21st July 2017


All about that base rate

When it comes to the mortgage market, the summer of 2017 looks likely to be all about the base rate.

Whether it’s all about a ‘base rate increase’ however remains to be seen but just a couple of weeks ago that likelihood appeared closer than it had been for some time – perhaps more of a prospect than at any time in the last 10 years; which just so happens to be the last time the Monetary Policy Committee (MPC) raised rates.

Since July 2007 BBR has only ever gone in one direction – down – and now we appear to be at a point where, to quote Yazz and her Plastic Population, ‘the only way is up’. But, let’s all be honest, we’ve been in this situation for a while, and prior to last August when rates were cut again by 25 basis points, there was a feeling that rates could go no lower then.

Cue the vote to leave the EU and the MPC took the decision that a further cut was necessary in order to restore some confidence and provide some economic impetus. What may be surprising however is that, a year on, we still have Base Rate at 0.25% given that many market commentators and economists have been busy suggesting the MPC moved too quickly to cut rates and, given the perceived resilience of the UK economy since then, a move back up to 0.5% might be justified.

This does seem a rather odd tack to take given that the quick cut by the MPC, and the stability provided by the Bank of England during that period post-referendum, probably did much to shore up the economy at a time of great uncertainty. Indeed, we might all have been glad there was a level of leadership coming from the Bank and, in particular, Mark Carney, because this did not appear to be forthcoming from any political sources.

In that regard, we do not have much of a changed situation, in fact we have less political certainty at a time when Brexit negotiations have begun and the next two years and beyond appear to show a very fragile situation. So, why the suggestion that this summer is all about the base rate? Well, the reasons lie in the last MPC meeting in June which, as I’m sure you know, finished 5-3 in terms of the vote to keep BBR at 0.25%.

This was the closest vote for some time and, you will not need to be a mathematician to realise that one extra vote in favour of a rise would put the ball firmly in Mark Carney’s court as to what happens next. Carney himself has appeared not to be in favour of any rise yet – citing the potential negative impacts this could have on businesses and borrowers, many of whom may already be struggling to pay their monthly debts even with rates this low.

The last thing the MPC would want to do is hike rates back up – even by 25 basis points – and kick-start an economic slowdown that could be exacerbated and turned into a recession by the Brexit effect. That would not be strong management of the economy at this pivotal time. And yet...prior to just days ago, inflation appeared to be moving up quite quickly and one of the primary aims of the MPC is to keep it below its 2% target – increasing rates would be one way of doing this. That argument though appears to have softened with the latest inflation figures showing a drop to 2.6% in June, down from 2.9% the month previously.

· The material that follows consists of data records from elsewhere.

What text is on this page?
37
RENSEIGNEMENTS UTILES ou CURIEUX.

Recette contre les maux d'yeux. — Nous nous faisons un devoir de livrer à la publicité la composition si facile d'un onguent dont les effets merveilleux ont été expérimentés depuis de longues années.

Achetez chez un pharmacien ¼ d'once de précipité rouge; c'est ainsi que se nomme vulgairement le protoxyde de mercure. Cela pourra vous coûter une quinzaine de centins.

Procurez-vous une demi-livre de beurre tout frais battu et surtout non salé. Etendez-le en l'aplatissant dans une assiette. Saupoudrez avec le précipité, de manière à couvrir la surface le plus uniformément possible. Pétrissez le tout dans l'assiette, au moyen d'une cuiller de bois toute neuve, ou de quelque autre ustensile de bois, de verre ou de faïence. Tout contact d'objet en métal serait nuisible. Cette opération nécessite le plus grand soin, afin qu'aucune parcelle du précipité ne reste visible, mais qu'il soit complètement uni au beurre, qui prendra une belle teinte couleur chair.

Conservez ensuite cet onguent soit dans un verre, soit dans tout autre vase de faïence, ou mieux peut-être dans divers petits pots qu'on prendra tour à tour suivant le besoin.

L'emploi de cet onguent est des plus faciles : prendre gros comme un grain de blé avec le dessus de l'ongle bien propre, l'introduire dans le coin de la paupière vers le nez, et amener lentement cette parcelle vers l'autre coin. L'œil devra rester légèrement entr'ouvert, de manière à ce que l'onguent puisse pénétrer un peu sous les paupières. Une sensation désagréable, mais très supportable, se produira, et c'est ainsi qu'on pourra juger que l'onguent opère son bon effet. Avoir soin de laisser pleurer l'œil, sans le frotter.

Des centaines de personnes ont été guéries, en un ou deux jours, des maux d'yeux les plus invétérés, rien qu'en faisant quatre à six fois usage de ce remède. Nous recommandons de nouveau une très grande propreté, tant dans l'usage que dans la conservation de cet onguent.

The anticipation however is that inflation will not move below 2% anytime soon plus there is also the argument being made that, with unsecured borrowing growing fairly steadily, the MPC needs to send a message to consumers/borrowers that rates at this level are not ‘normal’, that debt levels should be kept in check and that rates will have to rise eventually. Some are suggesting that a small increase now to send this message is far better than waiting until later and having to increase by greater amounts and/or at a faster pace. It’s often argued that quick, multiple rises could do greater damage than beginning now and drawing them out over a longer period.

With all these conflicting opinions and arguments, you can see why there’ll be a great deal of interest in August’s MPC meeting and vote. Just recently Deputy Governor, Ben Broadbent, suggested he was not ready to increase rates saying there were too many “imponderables” about the UK economy to make such a decision. When you have members of the MPC admitting that there’s a great deal of unknowns around at present, and any move away from the status quo could make the situation worse, then we might all have cause to worry a little.